The Lynnwood school allows students to choose whom they sit next to at graduation, so of course they signed up together – although, alphabetically, they would have been next to each other anyway. Graham insisted on going before her.
At Saturday’s 300-plus senior graduation, Green jokingly told her boyfriend not to trip. But after his name was called, and then hers, she looked over and saw that he had somehow fallen down.
“I thought, ‘Oh my God, he’s fallen at graduation!’ My heart broke for him,” she recalls. “I said, ‘Are you OK?'”
It was all part of the plan. He sat up and said, “Either I’m just tripping, or I fall for you every day.” Then, amid yells and clapping from classmates seated a few feet away, he pulled out a ring and asked her to marry him. She said yes.
“It was a perfect proposal,” he said. “Everyone was watching me.”
The school wasn’t quite as enthused. When the newly betrothed went to pick up their diplomas Monday, staff members told Graham they were withholding his.
School leaders saw the proposal, however romantic, as a disruption.

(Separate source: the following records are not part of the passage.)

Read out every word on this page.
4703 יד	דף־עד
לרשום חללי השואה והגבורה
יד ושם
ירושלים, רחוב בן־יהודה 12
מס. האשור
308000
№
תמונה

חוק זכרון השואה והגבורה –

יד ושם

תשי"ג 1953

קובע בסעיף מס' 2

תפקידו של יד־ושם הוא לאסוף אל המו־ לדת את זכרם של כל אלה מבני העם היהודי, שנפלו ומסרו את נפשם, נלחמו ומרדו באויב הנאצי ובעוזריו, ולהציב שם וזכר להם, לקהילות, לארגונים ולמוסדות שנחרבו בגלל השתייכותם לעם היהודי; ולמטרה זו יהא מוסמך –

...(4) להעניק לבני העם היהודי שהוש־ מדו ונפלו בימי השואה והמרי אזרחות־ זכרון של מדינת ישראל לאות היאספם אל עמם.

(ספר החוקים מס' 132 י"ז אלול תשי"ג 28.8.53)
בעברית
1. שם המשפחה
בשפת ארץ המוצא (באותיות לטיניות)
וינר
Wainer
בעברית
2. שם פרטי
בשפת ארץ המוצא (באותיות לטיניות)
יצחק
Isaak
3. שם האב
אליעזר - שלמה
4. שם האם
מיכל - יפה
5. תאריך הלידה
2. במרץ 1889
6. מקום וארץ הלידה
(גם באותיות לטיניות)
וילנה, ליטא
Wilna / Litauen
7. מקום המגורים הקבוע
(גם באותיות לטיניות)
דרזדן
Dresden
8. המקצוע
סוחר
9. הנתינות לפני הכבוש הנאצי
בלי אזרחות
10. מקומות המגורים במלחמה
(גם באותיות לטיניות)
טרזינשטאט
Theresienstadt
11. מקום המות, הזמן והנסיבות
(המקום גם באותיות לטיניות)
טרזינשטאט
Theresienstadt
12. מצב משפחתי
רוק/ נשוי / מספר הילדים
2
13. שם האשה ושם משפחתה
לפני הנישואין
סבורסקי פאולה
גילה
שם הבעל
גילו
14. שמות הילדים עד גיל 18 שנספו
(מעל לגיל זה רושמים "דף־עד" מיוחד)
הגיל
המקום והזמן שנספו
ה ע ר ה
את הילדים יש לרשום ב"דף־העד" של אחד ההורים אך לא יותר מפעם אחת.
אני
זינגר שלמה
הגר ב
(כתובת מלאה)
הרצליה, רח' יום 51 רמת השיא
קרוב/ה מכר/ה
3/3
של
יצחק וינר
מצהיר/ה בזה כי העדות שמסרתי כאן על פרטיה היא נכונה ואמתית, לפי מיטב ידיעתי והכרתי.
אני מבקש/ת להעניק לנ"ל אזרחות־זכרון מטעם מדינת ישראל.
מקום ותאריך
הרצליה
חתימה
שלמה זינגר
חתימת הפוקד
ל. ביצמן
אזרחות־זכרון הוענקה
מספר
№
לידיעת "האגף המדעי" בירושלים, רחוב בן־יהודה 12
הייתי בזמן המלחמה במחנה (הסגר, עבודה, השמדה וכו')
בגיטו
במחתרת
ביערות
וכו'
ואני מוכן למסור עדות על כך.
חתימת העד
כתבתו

Nobody but Graham knew about his plan, and the reaction drowned out the names of the students who came after them, said district spokeswoman Debbie Joyce Jakala. So they wanted him to write a letter to those students and, according to Graham, the staff members told him he would have to pull weeds on the school campus over the summer.
After KIRO 7’s Jesse Jones called the district, Graham got his diploma, no letters or weed-pulling needed. But he did apologize to the students on Jones’ news segment.
Graham admits he probably should have talked to school administrators before to see if they would have allowed him to propose. Maybe he would have gone second-to-last, so he and Green would be the last two to have their names called.
“Then that wouldn’t have ruined anybody else’s moment behind us,” he said. “But other than that, the moment was perfect.”
A reminder for other high-school sweethearts: Jakala says popping the question is not allowed at graduations.
“The ceremonies are very scripted,” she said.